There really was no space for her feet. So she rested them on her backpack. She was thirsty and longed to look at herself in the mirror.
She cleared her throat and asked if Ben had some music.
“The CD player is broken. You can try the radio.”
Lena tuned the radio to a jazz station, but then a commercial break came on and she turned the radio off.
“Where do you live in Boston?”
“Chestnut Hill.”
“Nice area. I used to live in Boston. Cambridge, actually.”
“Cambridge is nice too.”
The conversation died.
It had been so easy to talk to him at the reception. And now whenever Lena felt that she was about to come up with something to say, it slipped away.
There weren’t too many cars on the road, until suddenly there were. The traffic got really dense and slow around Albany.
Lena craned her neck to look at the traffic ahead.
“It stretches for miles,” she said.
“I think there’s an accident ahead,” he said.
Why did he sound apologetic? It wasn’t his fault.

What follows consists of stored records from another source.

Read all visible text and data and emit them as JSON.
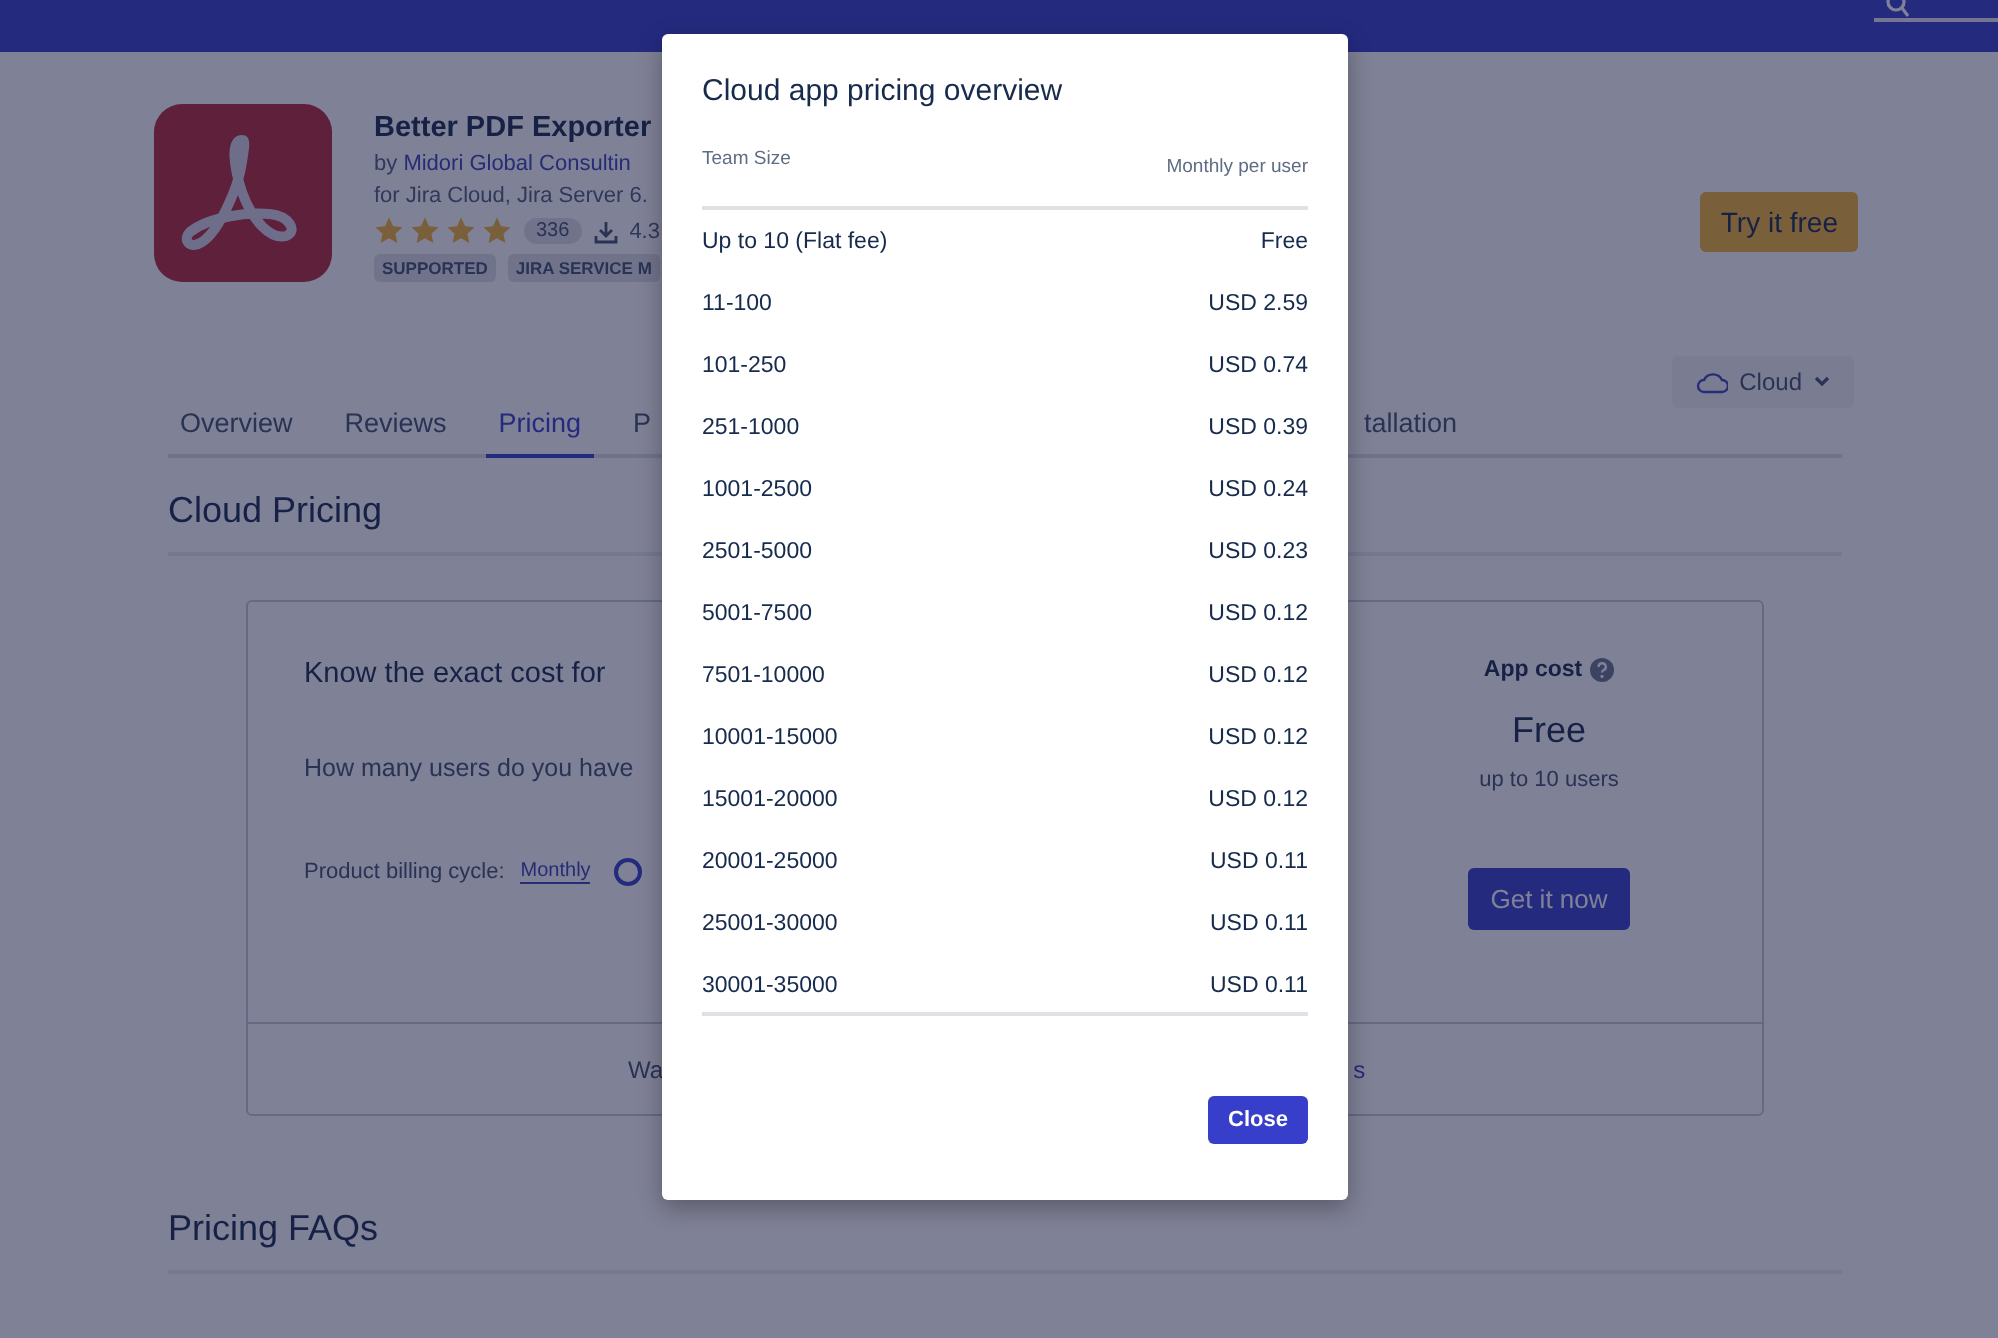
{
  "app": {
    "name": "Better PDF Exporter",
    "by": "by",
    "vendor": "Midori Global Consultin",
    "hosting": "for Jira Cloud, Jira Server 6.",
    "stars": 4,
    "review_count": "336",
    "installs": "4.3",
    "tags": [
      "SUPPORTED",
      "JIRA SERVICE M"
    ],
    "try_button": "Try it free"
  },
  "tabs": [
    {
      "label": "Overview",
      "selected": false
    },
    {
      "label": "Reviews",
      "selected": false
    },
    {
      "label": "Pricing",
      "selected": true
    },
    {
      "label": "P",
      "selected": false
    },
    {
      "label": "tallation",
      "selected": false
    }
  ],
  "hosting_select": "Cloud",
  "section_title": "Cloud Pricing",
  "pricing_card": {
    "title": "Know the exact cost for",
    "question": "How many users do you have",
    "billing_label": "Product billing cycle:",
    "billing_value": "Monthly",
    "cost_label": "App cost",
    "cost_value": "Free",
    "cost_note": "up to 10 users",
    "cta": "Get it now",
    "footer_left": "Wa",
    "footer_right": "s"
  },
  "faq_title": "Pricing FAQs",
  "modal": {
    "title": "Cloud app pricing overview",
    "columns": [
      "Team Size",
      "Monthly per user"
    ],
    "rows": [
      [
        "Up to 10 (Flat fee)",
        "Free"
      ],
      [
        "11-100",
        "USD 2.59"
      ],
      [
        "101-250",
        "USD 0.74"
      ],
      [
        "251-1000",
        "USD 0.39"
      ],
      [
        "1001-2500",
        "USD 0.24"
      ],
      [
        "2501-5000",
        "USD 0.23"
      ],
      [
        "5001-7500",
        "USD 0.12"
      ],
      [
        "7501-10000",
        "USD 0.12"
      ],
      [
        "10001-15000",
        "USD 0.12"
      ],
      [
        "15001-20000",
        "USD 0.12"
      ],
      [
        "20001-25000",
        "USD 0.11"
      ],
      [
        "25001-30000",
        "USD 0.11"
      ],
      [
        "30001-35000",
        "USD 0.11"
      ]
    ],
    "close": "Close"
  }
}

“Why are you going to Maine?” she asked.
“I have a cabin there. My girlfriend hates it, so we never go there. She’s decorating our apartment in New York now, and since we don’t have any space for my old junk, and I can’t bring myself to throw it away, I’m taking it there.”
”You have a lot of books.”
“These are mostly graphic novels. I have hundreds of them.”
“We went to Maine on Labor Day weekend,” Lena said. “It took us seven hours. The kids were going crazy.”
“How old are your kids?”
“Six and eleven. Do you have kids?”
“Yes, a daughter from my first marriage. She’s nineteen. What does your husband do?”
“He’s a math professor. What does your girlfriend do?”
“She’s a lawyer.”
“Her name’s Leslie, right?”
“Yes. Leslie. What’s your husband’s name?”
“Vadim.”
The conversation died once more.
Lena wanted to ask about Gerry Baumann, but she was afraid it would make Ben apologize about last night again. Still, awkward conversation was better than no conversation at all, she decided after another ten minutes passed.
“Is Gerry Baumann an old friend of yours?” she asked.
Ben seemed grateful to have a new topic.
“Oh, yeah. We go way back. We were best friends in high school. We even drew a comic strip together.”
“Didn’t he win a Pulitzer?”
“Yep. For a graphic novel. But I always thought that the comic strip we did in high school was his best work.”
“What was it about?”
“I guess it was about sexual education in a sense. We called it
Grammatology of a Pussy
.”
Lena thought that she misheard the title and turned to Ben.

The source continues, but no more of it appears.